As someone who's quite into security, the idea of distilling the data provided by CertStream into something that could be applied for security purposes seemed interesting. After some consideration, I settled on looking for new phishing domains - they tend to follow some common patterns, which turned out to be amenable to automatic recognition
What it does
PhishingLine reads incoming certificate registrations from CertStream, and scans the domains the certificate is valid for. The scans comprise of a set of simple heuristics, which are used to calculate a score for the domain - the higher the score, the more likely the domain is to be a phishing domain.
I made use of the following matching techniques:
- Substring Matching - Phishing domains typically use a lot of common substrings, which can easily be matched.
- TLD Matching - Certain TLDs are commonly abused in phishing domains and other malicious activities. A domain under such a TLD can be viewed with more suspicion.
- Character Count Matching - Phishing domains often contain many "-"s and deeply nested subdomains, so if there are enough present, score proportional to the number of "-" and "." characters in the domain.
- Levenshtein Distance Matching - Some phishing domains contain near-matches to some keywords - e.g. "pavpal". Therefore, we can match on certain keywords if the Levenshtein distance to parts of the domain is small.
- Free Certificate Authority Matching - Free CAs are commonly used in phishing sites in order to help present an image of legitimacy. As such, if such a CA is in use, this will incur a small score.
PhishingLine then presents the 10 most recent domains, 10 highest scoring domains and a map of the 50 most recent domains which resolve to an IP address. There are also endpoints available to provide JSON of the domains, useful for scraping and automatic parsing (e.g. into a DNS blacklist)
How I built it
I begun by developing a simplified, command-line version of PhishingLine - this allowed me to implement the stream reading functionality and some basic scanning early on, without worrying about moving the data to the frontend.
Next came some improvements on the matching heuristics, followed by the implementation of a basic frontend, written in Python with Flask. However, this used a frankly terrible means of getting the data from the stream parser to the web page - so the obvious next step was to move to a SQLite database.
Beyond that, some gradual functional and UI improvements later, and PhishingLine reached its current state.
Challenges I ran into
There were a few key challenges which I ran into:
Firstly, I attempted to scan content, rather than domains. This caused issues, as there are quite a lot of new domains coming in on CertStream per second, and any exceptions while fetching content needs to be handled, etc, etc. - In the end, it turned out to be an unsuitable approach for a lot of reasons, while domain scanning proved sufficient.
The next major challenge was in implementing the map - I tried rendering it server-side, first trying to use BaseMap (Which failed due to the fact that - in spite of far too much effort - it simply wouldn't install) and then Cartopy (Which wouldn't produce a suitable map, again in spite of too much effort). Then it was suggested I try Leaflet. Half an hour later it worked.
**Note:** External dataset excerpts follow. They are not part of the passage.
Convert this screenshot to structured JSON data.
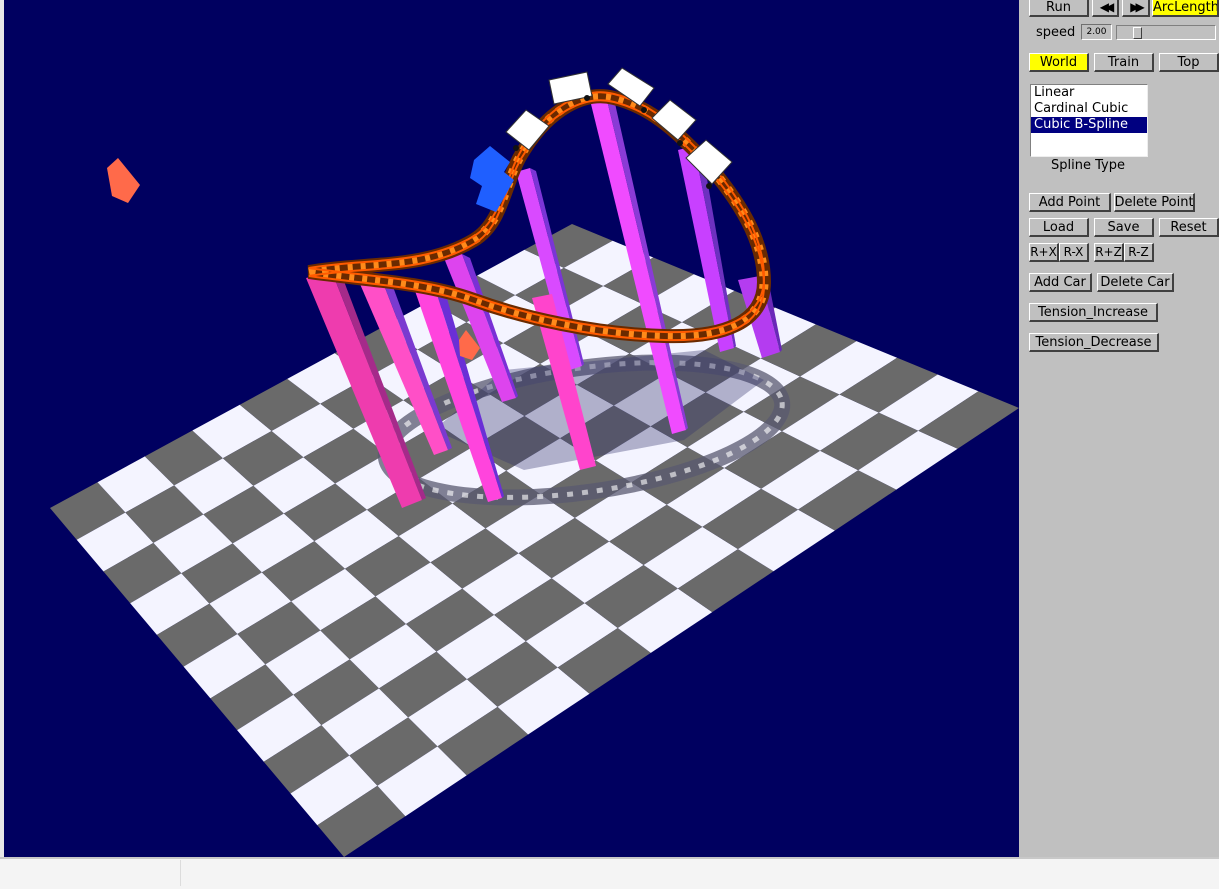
{
  "controls": {
    "run_label": "Run",
    "rewind_icon": "rewind-icon",
    "fastforward_icon": "fast-forward-icon",
    "arclength_label": "ArcLength",
    "speed_label": "speed",
    "speed_value": "2.00",
    "speed_fraction": 0.18
  },
  "view": {
    "world_label": "World",
    "train_label": "Train",
    "top_label": "Top",
    "selected": "World"
  },
  "spline": {
    "options": [
      "Linear",
      "Cardinal Cubic",
      "Cubic B-Spline"
    ],
    "selected": "Cubic B-Spline",
    "caption": "Spline Type"
  },
  "buttons": {
    "add_point": "Add Point",
    "delete_point": "Delete Point",
    "load": "Load",
    "save": "Save",
    "reset": "Reset",
    "rpx": "R+X",
    "rmx": "R-X",
    "rpz": "R+Z",
    "rmz": "R-Z",
    "add_car": "Add Car",
    "delete_car": "Delete Car",
    "tension_increase": "Tension_Increase",
    "tension_decrease": "Tension_Decrease"
  },
  "colors": {
    "sky": "#000060",
    "highlight": "#ffff00",
    "panel": "#c0c0c0",
    "track": "#ff6600",
    "pillar": "#ff44cc",
    "selected_point": "#1f5fff"
  }
}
After several hours of build systems/graph libraries hating me.
Accomplishments that I'm proud of
Went from idea to a somewhat-working result fairly quickly, before I stalled out trying to get a map to render.
Did something interesting with an open data source
Staying awake... x.x
What I learned
Practised working with Flask, Bootstrap, etc.
Learnt about processing a novel data source.
Practised using SQLite
What's next for PhishingLine
Not a lot, immediately. The first thing would be to move the background worker to some sort of slightly less shitty setup - at the moment I'm just forking it off in a thread when the main
app.py loads, which is less than ideal...
An interesting line of experimentation might be to try applying some sort of machine learning for scoring and detection, rather than manual hard-coded heuristics.